Saíram os novos índices de eficiência energética de refrigerador e houve muitas críticas de que poderia ter sido maior, mas os órgãos reguladores no Brasil estão trabalhado bem. O Brasil trabalha bem e há muitas críticas em relação a nós, mas acho que a culpa é nossa, porque podemos trabalhar mais a imagem do Brasil. Cabe a nós trabalhar melhor o que somos em sustentabilidade, que é muito forte. Não podemos, inclusive eu, enquanto representante da indústria, perder essa onda da sustentabilidade, de pensar em tecnologias e repensar o lar.

Em agosto, o Inmetro atualizou os índices de eficiência energética nas geladeiras. O senhor avalia que os índices são exequíveis e capazes de estimular a indústria a melhorar ou depende muito de cada fabricante? 

Os reguladores puxam ao limite, não estão jogando por baixo. Algumas críticas surgiram sobre os índices, mas precisamos considerar que o Brasil é um país tropical, então gastaremos mais com isso, enquanto com secadoras ou aquecedores não é tão relevante. Vejo uma construção muito forte no Brasil por mudanças, da sociedade em construir e em se preocupar. O Brasil talvez tenha começado um pouco tarde, mas está firme nesse propósito.

O discurso e a imagem do Brasil na parte relacionada ao clima e ao meio ambiente estão negativos. O que senhor me diz é que o trabalho técnico ou mais setorial, que é menos observado, como nesse caso da eficiência energética, não seria negativo como a percepção geral aponta? 
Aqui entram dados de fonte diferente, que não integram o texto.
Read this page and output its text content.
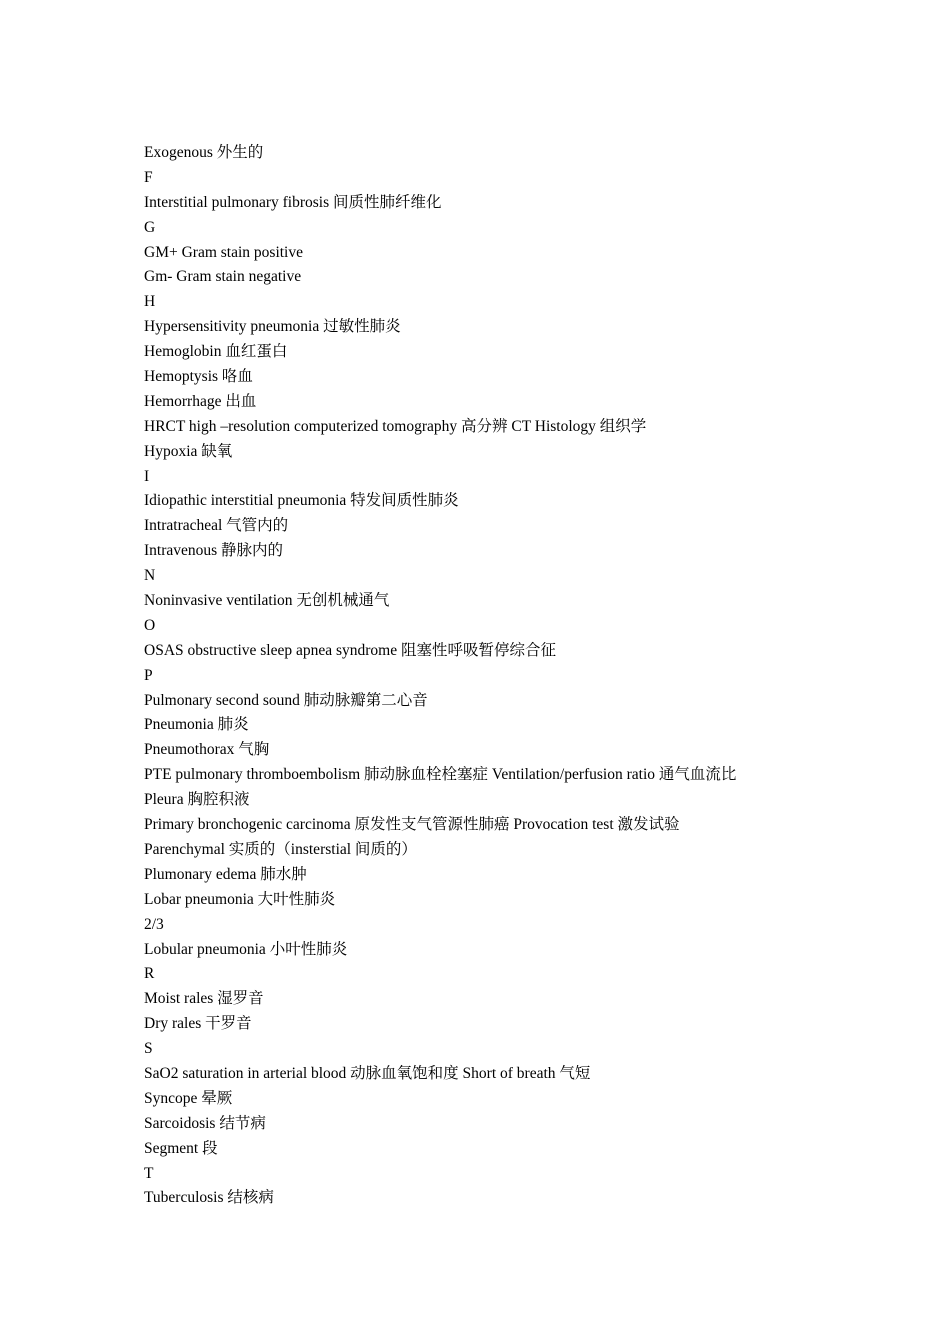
Exogenous 外生的
F
Interstitial pulmonary fibrosis 间质性肺纤维化
G
GM+ Gram stain positive
Gm- Gram stain negative
H
Hypersensitivity pneumonia 过敏性肺炎
Hemoglobin 血红蛋白
Hemoptysis 咯血
Hemorrhage 出血
HRCT high –resolution computerized tomography 高分辨 CT Histology 组织学
Hypoxia 缺氧
I
Idiopathic interstitial pneumonia 特发间质性肺炎
Intratracheal 气管内的
Intravenous 静脉内的
N
Noninvasive ventilation 无创机械通气
O
OSAS obstructive sleep apnea syndrome 阻塞性呼吸暂停综合征
P
Pulmonary second sound 肺动脉瓣第二心音
Pneumonia 肺炎
Pneumothorax 气胸
PTE pulmonary thromboembolism 肺动脉血栓栓塞症 Ventilation/perfusion ratio 通气血流比
Pleura 胸腔积液
Primary bronchogenic carcinoma 原发性支气管源性肺癌 Provocation test 激发试验
Parenchymal 实质的（insterstial 间质的）
Plumonary edema 肺水肿
Lobar pneumonia 大叶性肺炎
2/3
Lobular pneumonia 小叶性肺炎
R
Moist rales 湿罗音
Dry rales 干罗音
S
SaO2 saturation in arterial blood 动脉血氧饱和度 Short of breath 气短
Syncope 晕厥
Sarcoidosis 结节病
Segment 段
T
Tuberculosis 结核病
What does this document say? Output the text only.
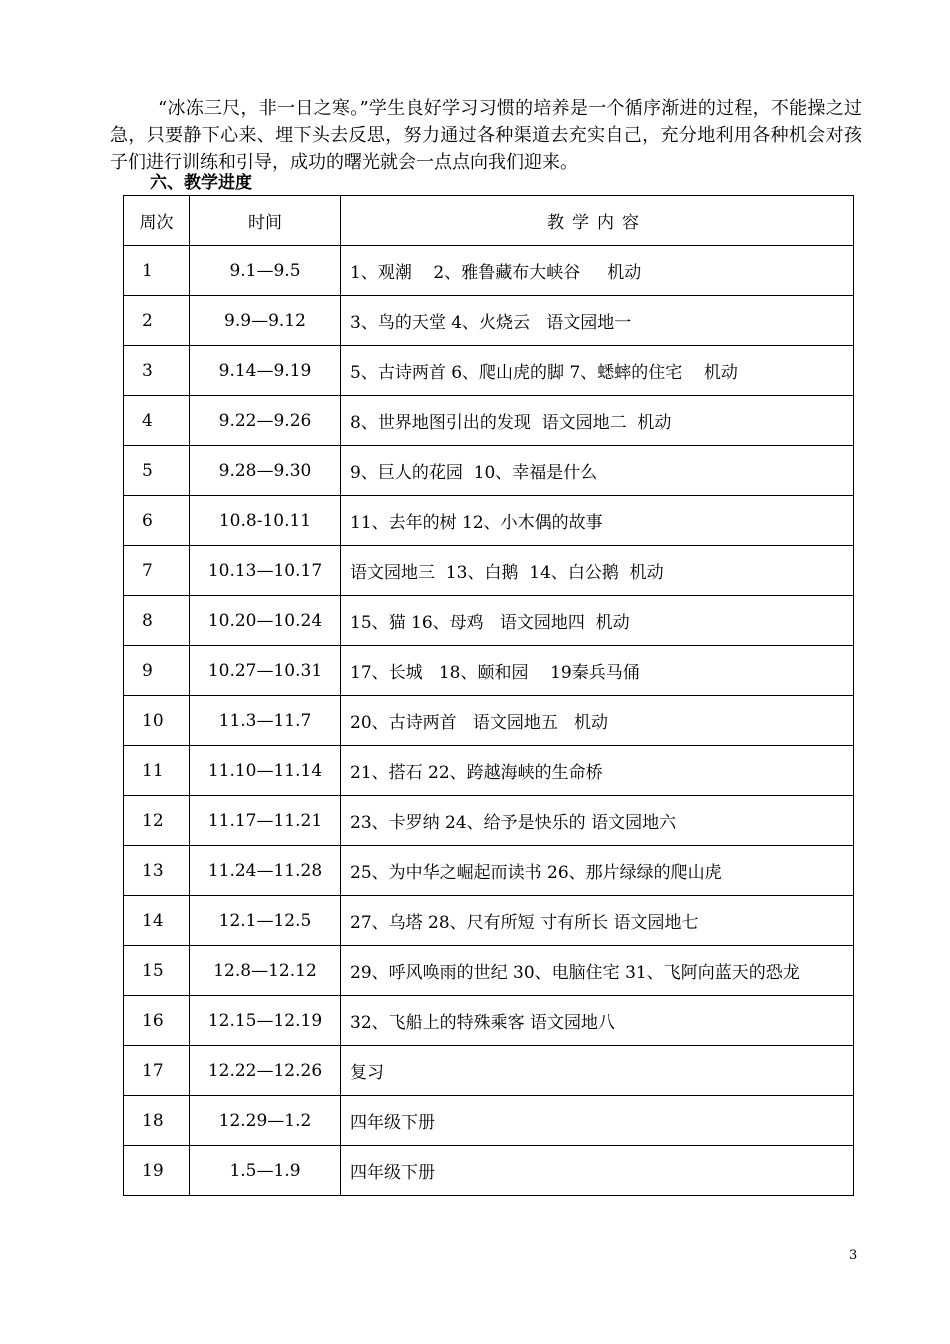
“冰冻三尺，非一日之寒。”学生良好学习习惯的培养是一个循序渐进的过程，不能操之过急，只要静下心来、埋下头去反思，努力通过各种渠道去充实自己，充分地利用各种机会对孩子们进行训练和引导，成功的曙光就会一点点向我们迎来。

六、教学进度

周次	时间	教学内容
1	9.1—9.5	1、观潮    2、雅鲁藏布大峡谷     机动
2	9.9—9.12	3、鸟的天堂 4、火烧云   语文园地一
3	9.14—9.19	5、古诗两首 6、爬山虎的脚 7、蟋蟀的住宅    机动
4	9.22—9.26	8、世界地图引出的发现  语文园地二  机动
5	9.28—9.30	9、巨人的花园  10、幸福是什么
6	10.8-10.11	11、去年的树 12、小木偶的故事
7	10.13—10.17	语文园地三  13、白鹅  14、白公鹅  机动
8	10.20—10.24	15、猫 16、母鸡   语文园地四  机动
9	10.27—10.31	17、长城   18、颐和园    19秦兵马俑
10	11.3—11.7	20、古诗两首   语文园地五   机动
11	11.10—11.14	21、搭石 22、跨越海峡的生命桥
12	11.17—11.21	23、卡罗纳 24、给予是快乐的 语文园地六
13	11.24—11.28	25、为中华之崛起而读书 26、那片绿绿的爬山虎
14	12.1—12.5	27、乌塔 28、尺有所短 寸有所长 语文园地七
15	12.8—12.12	29、呼风唤雨的世纪 30、电脑住宅 31、飞阿向蓝天的恐龙
16	12.15—12.19	32、飞船上的特殊乘客 语文园地八
17	12.22—12.26	复习
18	12.29—1.2	四年级下册
19	1.5—1.9	四年级下册

3
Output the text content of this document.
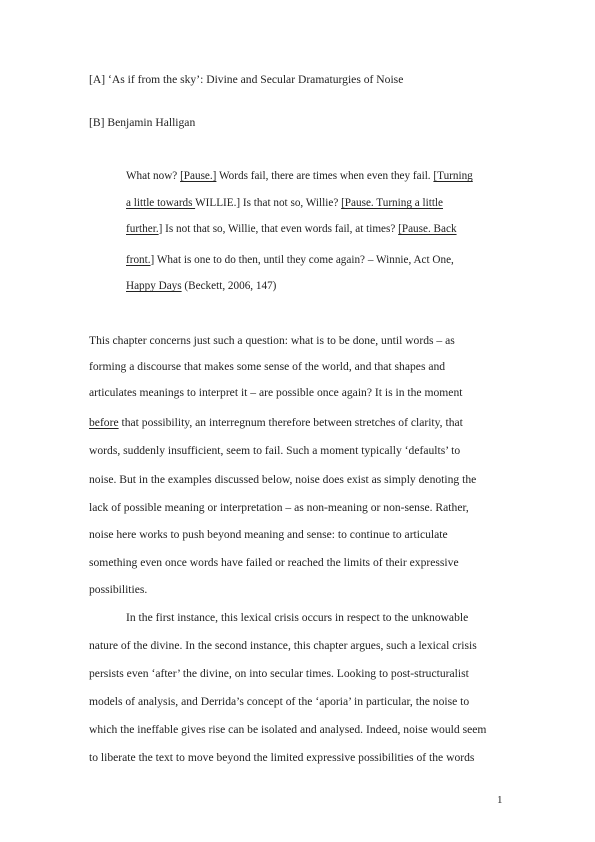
[A] ‘As if from the sky’: Divine and Secular Dramaturgies of Noise
[B] Benjamin Halligan
What now? [Pause.] Words fail, there are times when even they fail. [Turning
a little towards WILLIE.] Is that not so, Willie? [Pause. Turning a little
further.] Is not that so, Willie, that even words fail, at times? [Pause. Back
front.] What is one to do then, until they come again? – Winnie, Act One,
Happy Days (Beckett, 2006, 147)
This chapter concerns just such a question: what is to be done, until words – as
forming a discourse that makes some sense of the world, and that shapes and
articulates meanings to interpret it – are possible once again? It is in the moment
before that possibility, an interregnum therefore between stretches of clarity, that
words, suddenly insufficient, seem to fail. Such a moment typically ‘defaults’ to
noise. But in the examples discussed below, noise does exist as simply denoting the
lack of possible meaning or interpretation – as non-meaning or non-sense. Rather,
noise here works to push beyond meaning and sense: to continue to articulate
something even once words have failed or reached the limits of their expressive
possibilities.
In the first instance, this lexical crisis occurs in respect to the unknowable
nature of the divine. In the second instance, this chapter argues, such a lexical crisis
persists even ‘after’ the divine, on into secular times. Looking to post-structuralist
models of analysis, and Derrida’s concept of the ‘aporia’ in particular, the noise to
which the ineffable gives rise can be isolated and analysed. Indeed, noise would seem
to liberate the text to move beyond the limited expressive possibilities of the words
1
Falando sobre imagem e comunicação, hoje está na moda o greenwashing, com a empresas dizendo que fazem, mas não é verdade. A comunicação é importante, porque precisam entender o que estamos falando. Ou no caso do Brasil, transmitir isso para o resto do mundo, por meio das políticas que temos para o país. A comunicação disso é tão importante quanto fazer, para puxar a sociedade para cima, para que a sociedade ganhe com isso. A comunicação é parte relevante desse processo. No caso da Electrolux, o bônus dos executivos sênior está ligado à taxa de carbono, ou você faz ou não ganha. Isso mostra o comprometimento da organização.

O quanto as empresas podem ou devem se engajar para pressionar ou estimular o Estado a adotar políticas públicas nesse sentido? 

Existe muita troca de informação, com concorrentes da indústria e com autoridades. É um processo muito debatido, você vai somando esse conhecimento. Na medida em que a sociedade está engajada, isso puxa autoridades e empresas. Isso puxa você, como pessoa individual. As tecnologias têm que ser democratizadas, senão não há esse efeito exponencial.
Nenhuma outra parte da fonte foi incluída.